Esta frase resume mi vivencia en la asamblea. Desde la preparación como parte del consejo territorial Andalucía y Canarias, que me cooptó para apoyar en la preparación de la asamblea; dije un sí bastante tímido, pensando que “¿en qué podría yo ayudar desde Tenerife?”. Y más tarde, cuando me llegó la invitación formar parte del equipo de redacción del documento final, mi primera respuesta fue “miren a ver si hay alguien más adecuado”, que luego se tradujo en asumir también con un sí, aún más tímido. Pues Dios Padre-Madre me ha dado las pruebas que no sé lo que digo, porque ha sido una más que gratificante experiencia poder participar en la asamblea como delegada y en los servicios que se consideró. Definitivamente Dios sabe lo que hace.
La experiencia global de la asamblea se traduce para mí en una clara confirmación de mi vocación laical y ceuvequiana. Todavía hoy a un mes de la asamblea me emociono al recordar lo vivido. Poder ser testigo de la acción del Espíritu en cada momento y en cada persona: mediante la comunidad de discernimiento para la toma de decisiones, el modo y orden que el consejo y las guías dieron; la experiencia de unión de ánimos en el grupo de vida, casi desde el primer momento; poder vivenciar todo lo que nos mostraron los equipos de trabajo y de misión, donde con diferentes formas de ser y hacer nos acercaron a las cada una de las experiencias, para hacernos conscientes de la misión compartida, de lo que somos y hacemos. La experimentación de la universalidad de nuestra comunidad, no solo con la presencia de Chris (el presidente mundial, que fue un lujo compartir con él y su esposa también en las distancias cortas), de Angelika (Euroteam) y Pascale (presidenta de CVX Francia); sino también porque, en las intervenciones que realizaron nos trasmitieron la esencia de un mismo cuerpo apostólico, ya que lo que comentaban de la realidad mundial, europea o de un país vecino no se alejaba tanto de lo que vivimos también en España.

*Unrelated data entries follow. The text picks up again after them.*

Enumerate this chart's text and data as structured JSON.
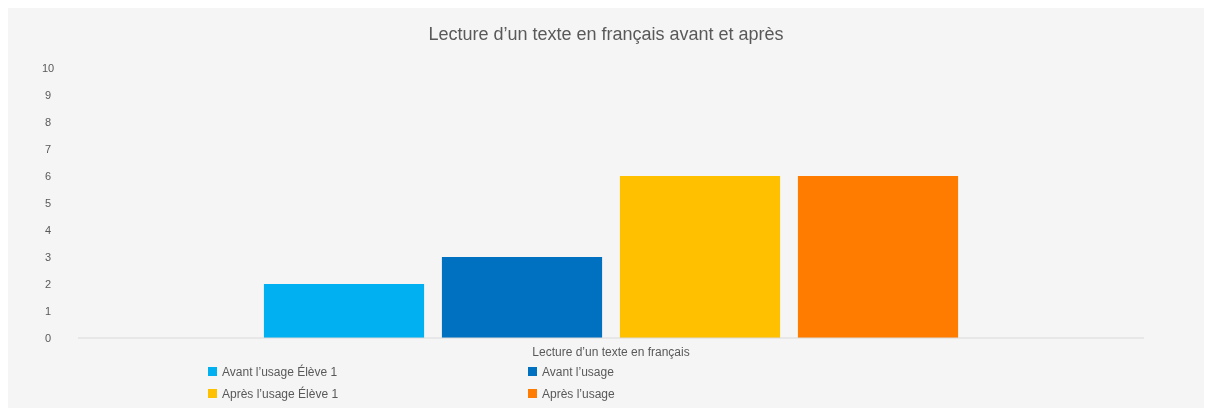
{
  "chart_data": {
    "type": "bar",
    "title": "Lecture d’un texte en français avant et après",
    "categories": [
      "Lecture d’un texte en français"
    ],
    "ylim": [
      0,
      10
    ],
    "yticks": [
      0,
      1,
      2,
      3,
      4,
      5,
      6,
      7,
      8,
      9,
      10
    ],
    "grid": false,
    "legend": "bottom",
    "series": [
      {
        "name": "Avant l’usage Élève 1",
        "color": "#00b0f0",
        "values": [
          2
        ]
      },
      {
        "name": "Avant l’usage",
        "color": "#0070c0",
        "values": [
          3
        ]
      },
      {
        "name": "Après l’usage Élève 1",
        "color": "#ffc000",
        "values": [
          6
        ]
      },
      {
        "name": "Après l’usage",
        "color": "#ff7c00",
        "values": [
          6
        ]
      }
    ]
  }
}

Y la experiencia, mejor dicho la “novatada”, de formar parte del equipo de redacción fue otro momento de confirmación de que esta es mi comunidad. Ver como las diferencias individuales de quienes formábamos el equipo (Edu Ayesa, Loures y yo) nos enriquecía, ya que cada cual recogía aspectos o detalles que complementaban el trabajo. También el apoyo y cercanía de Nacho y Carles desde un inicio y luego, en el último empujón, sumar al equipo a las guías, Belén y Sonia, y también Eduardo Escobes; apoyando y acompañando hasta el último memento; para escuchar, acoger y hacer confluir el sentir de la comunidad y poderlo trasladar a un documento que pueda hacer las veces de un breve testimonio de lo vivido a lo largo de la asamblea.
Sigo saboreando el profundo agradecimiento por cada momento vivido (aunque no es posibles ponerlos todos en este relato) y por cada persona con la que pude compartir diferentes momentos de profundidad, de trabajo, pero también de risas y fiestas. Que “suerte” (o fortuna) poder tener la confianza en que Dios sabe lo que hace; como, con quien y a donde me/nos llama. Y, que “suerte” poder responder con libertad siempre si, aunque a veces no sepa lo que digo.